フラれもの同士(原題:頑固な私が退職する理由)


 青木さんが手伝っていたこともあって、企画自体の質が高い。実に具体的で隙がなく、このまま社内コンペに出せそうな仕上がりだ。
 グラフや画像の色合いもまりこらしいセンスが光っていて、見栄えもいい。
 私に相談を持ちかけるような部分は見当たらない。
 思ったままそう告げると、彼女は首を横に振った。
「出口が弱いんです。フリマで売る以外に、なにか目標にできるようなことはないかなって」
「あー……なるほど」
 ちょちょっと作ってフリマで売るだけなら、講座を最後まで受けなくてもできる。
 ユーザーが「これなら最後まで頑張ろう!」と思えるような仕組みが必要だ。
「なにか案はありませんか?」
「あるにはある、かな」
「本当ですか?」
 まりこは目をカッと開いて迫るように身を乗り出す。いつもはほんわかしているのに、圧が強い。相当力を入れているのだろう。
「実現可能かはわからないけど」
「とにかく聞かせてください!」
 個人経営の雑貨店には、ハンドメイド作家の作品を商品として置いているところがある。

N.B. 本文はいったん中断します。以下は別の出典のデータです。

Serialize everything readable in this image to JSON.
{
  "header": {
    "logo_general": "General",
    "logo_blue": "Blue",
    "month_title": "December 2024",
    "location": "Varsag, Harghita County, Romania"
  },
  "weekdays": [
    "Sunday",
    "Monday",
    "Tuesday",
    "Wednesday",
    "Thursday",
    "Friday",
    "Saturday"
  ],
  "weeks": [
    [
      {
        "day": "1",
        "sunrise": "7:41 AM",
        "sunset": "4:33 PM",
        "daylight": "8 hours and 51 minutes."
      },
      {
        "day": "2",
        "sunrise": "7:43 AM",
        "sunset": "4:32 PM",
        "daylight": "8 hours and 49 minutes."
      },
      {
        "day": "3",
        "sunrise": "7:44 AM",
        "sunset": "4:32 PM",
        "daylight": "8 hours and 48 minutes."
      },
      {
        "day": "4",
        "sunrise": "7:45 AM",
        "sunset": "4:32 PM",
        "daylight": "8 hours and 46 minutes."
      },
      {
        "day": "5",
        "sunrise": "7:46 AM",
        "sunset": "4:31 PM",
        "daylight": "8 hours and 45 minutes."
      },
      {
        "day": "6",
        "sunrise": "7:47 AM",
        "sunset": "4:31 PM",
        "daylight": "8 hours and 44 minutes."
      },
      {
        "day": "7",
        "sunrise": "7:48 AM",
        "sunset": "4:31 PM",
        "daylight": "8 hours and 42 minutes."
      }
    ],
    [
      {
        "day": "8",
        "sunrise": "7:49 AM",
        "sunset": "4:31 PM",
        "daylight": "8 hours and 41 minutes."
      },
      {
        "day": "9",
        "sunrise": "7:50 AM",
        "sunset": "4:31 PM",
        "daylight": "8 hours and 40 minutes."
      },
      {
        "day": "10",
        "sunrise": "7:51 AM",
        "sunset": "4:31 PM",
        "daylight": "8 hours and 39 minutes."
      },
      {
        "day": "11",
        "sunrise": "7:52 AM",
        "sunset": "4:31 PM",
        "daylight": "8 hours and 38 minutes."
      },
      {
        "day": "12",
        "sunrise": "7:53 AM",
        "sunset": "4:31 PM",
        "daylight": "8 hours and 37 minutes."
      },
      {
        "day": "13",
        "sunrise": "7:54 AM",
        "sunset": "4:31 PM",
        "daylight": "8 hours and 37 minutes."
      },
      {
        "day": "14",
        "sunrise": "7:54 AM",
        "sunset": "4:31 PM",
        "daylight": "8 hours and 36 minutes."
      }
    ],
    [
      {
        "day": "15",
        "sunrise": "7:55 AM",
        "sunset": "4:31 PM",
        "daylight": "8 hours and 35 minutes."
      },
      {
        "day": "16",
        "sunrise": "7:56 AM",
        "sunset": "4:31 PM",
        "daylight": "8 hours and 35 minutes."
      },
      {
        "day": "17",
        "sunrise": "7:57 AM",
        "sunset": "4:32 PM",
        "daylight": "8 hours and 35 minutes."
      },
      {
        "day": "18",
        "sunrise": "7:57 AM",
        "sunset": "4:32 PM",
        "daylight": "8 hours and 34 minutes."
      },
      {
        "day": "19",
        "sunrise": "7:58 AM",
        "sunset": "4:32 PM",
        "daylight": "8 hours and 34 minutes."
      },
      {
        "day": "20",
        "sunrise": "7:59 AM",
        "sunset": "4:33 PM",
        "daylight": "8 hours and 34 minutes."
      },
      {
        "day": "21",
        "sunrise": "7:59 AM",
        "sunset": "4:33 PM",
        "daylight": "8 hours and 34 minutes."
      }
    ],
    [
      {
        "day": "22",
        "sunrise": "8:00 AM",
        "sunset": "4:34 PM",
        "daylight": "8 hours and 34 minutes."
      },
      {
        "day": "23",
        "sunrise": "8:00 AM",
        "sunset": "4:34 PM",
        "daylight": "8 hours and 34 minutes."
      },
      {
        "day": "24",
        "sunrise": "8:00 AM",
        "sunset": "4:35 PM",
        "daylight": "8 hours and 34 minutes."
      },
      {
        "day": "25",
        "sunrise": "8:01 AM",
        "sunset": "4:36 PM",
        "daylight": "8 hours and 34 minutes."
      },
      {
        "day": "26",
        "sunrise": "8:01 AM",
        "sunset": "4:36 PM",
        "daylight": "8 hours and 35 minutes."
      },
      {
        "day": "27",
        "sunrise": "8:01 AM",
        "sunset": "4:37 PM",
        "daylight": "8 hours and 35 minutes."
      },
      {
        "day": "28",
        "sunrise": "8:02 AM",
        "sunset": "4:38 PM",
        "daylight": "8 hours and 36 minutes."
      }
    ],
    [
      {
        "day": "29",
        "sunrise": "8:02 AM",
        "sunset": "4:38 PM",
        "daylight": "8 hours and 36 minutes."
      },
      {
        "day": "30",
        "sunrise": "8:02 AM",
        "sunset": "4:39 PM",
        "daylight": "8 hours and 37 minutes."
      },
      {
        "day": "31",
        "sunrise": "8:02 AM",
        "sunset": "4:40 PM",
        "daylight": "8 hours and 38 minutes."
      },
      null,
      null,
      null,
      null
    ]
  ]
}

 京都の私の友人に趣味で和雑貨を作っている子がいるのだけれど、四条のとある雑貨店に自分の作品を卸している。彼女の作品は国内外の観光客によく売れているそうで、本業とは別に、毎月の食費をカバーできる程度には実入りがあるらしい。
 ハンドメイドの作品を取り扱いたいと思っている雑貨店は、全国各地にあるはずだ。そういうお店を開拓して、ハンドメイド作家として活躍したい人に紹介できるような場を作れば、サービスの強みとして打ち出せるのではないだろうか。
 そのようなことを話して聞かせると、まりこは目を大きく見開いて感嘆のため息を漏らした。
「なるほど……! それは思いつきませんでした」
「そういう雑貨店が十分に見つかるかは、わからないけどね」
「それでも素晴らしいアイディアですよ。ありがとうございます! 青木さんに言われた通り、愛華さんに相談してよかったぁ」
「大げさだよ」
 解決の糸口を見つけたまりこは、力強い手つきでタブレットに私が話した内容を打ち込む。
 その表情が理沙先輩と重なって、私はつい口に出してしまった。